Un contraste en el inicio de la noche, que comenzó con un tango moroso, “La Cachila” (Eduardo Arolas). Allí apareció el desafío de trasladar a la guitarra una composición pensada para el bandoneón y sus rezongos; para luego avanzar hacia la rítmica de “Milongueando en el 40” (Armando Pontier).

El programa continuó con dos expresiones del tango cantado, en versión instrumental: “Mariposita” (Anselmo Aieta) y “Una canción” (Troilo), en arreglos para guitarra solista en los que, sin embargo, la melodía conservó el protagonismo.

Ya instalado el temperamento de la noche, Bordas atravesó un breve catálogo de composiciones propias, “Bailarina”, “Niño pandemia”, “Noche negra” y “Rioplatense”, en los que expandió el lenguaje del tango con claves de composición y escucha de la música del sur del continente.

Completado el recorrido por “Mudanza”, el guitarrista coronó la noche compartiendo con aliados musicales de sus años en el circuito porteño: así llegó “Mano blanca” y “Miles de madrugadas”, con Bárbara Grabinski y el bandoneonista Bruno Ludueña; “Ribera”, con la voz de Paulina Torres; y un cierre con “Parte del aire”, de la usina compositiva de la alguna vez dupla Spinetta-Páez. Ya en tono de celebración, una versión de “Trasnochados espineles” preparó el terreno para los aplausos.

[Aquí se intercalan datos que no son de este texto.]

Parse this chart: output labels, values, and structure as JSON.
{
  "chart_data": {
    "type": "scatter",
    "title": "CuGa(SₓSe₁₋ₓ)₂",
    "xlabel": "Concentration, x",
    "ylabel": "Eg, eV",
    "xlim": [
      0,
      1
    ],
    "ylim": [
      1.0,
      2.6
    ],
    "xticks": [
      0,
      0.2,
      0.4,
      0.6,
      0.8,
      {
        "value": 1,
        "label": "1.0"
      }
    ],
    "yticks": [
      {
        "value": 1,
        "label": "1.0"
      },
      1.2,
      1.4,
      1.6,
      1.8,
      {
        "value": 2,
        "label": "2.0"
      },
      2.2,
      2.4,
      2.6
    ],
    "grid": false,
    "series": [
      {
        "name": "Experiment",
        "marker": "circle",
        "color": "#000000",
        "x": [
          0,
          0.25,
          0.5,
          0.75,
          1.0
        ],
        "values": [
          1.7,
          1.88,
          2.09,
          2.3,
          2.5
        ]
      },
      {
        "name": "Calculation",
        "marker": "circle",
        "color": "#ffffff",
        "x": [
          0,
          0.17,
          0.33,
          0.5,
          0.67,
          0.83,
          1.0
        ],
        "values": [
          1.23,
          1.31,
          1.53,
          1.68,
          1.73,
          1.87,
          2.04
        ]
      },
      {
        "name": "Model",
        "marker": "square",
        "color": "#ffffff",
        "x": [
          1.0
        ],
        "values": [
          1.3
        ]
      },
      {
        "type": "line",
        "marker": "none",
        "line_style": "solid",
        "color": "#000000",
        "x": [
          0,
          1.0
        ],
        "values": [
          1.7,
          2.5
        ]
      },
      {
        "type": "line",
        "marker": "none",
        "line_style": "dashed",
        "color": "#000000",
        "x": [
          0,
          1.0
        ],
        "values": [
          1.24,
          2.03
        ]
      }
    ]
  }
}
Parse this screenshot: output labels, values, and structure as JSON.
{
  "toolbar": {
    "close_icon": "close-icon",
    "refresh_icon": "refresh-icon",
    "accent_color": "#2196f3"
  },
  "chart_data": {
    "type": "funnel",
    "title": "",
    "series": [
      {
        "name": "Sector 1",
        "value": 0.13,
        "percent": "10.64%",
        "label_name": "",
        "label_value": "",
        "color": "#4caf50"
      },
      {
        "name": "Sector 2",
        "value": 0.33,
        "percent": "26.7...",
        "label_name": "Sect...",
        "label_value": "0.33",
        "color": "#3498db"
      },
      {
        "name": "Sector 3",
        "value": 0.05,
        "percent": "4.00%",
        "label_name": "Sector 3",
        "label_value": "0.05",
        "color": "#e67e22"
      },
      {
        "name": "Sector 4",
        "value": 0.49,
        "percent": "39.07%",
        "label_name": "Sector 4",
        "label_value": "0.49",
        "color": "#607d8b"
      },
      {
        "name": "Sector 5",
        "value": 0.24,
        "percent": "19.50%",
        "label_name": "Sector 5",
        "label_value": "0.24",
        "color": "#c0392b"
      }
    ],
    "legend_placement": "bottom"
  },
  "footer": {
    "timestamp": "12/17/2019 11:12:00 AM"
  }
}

Bajo el clima mundialista, cuya canción oficial, de exasperante simpleza y un estribillo de apenas dos notas, nos propone una versión global ofensiva de aquello que llamamos “música”, Bordas nos recuerda que el mismo significante contiene un lenguaje pletórico de recursos y belleza, que no necesita subestimar al público para constituirse como una expresión popular.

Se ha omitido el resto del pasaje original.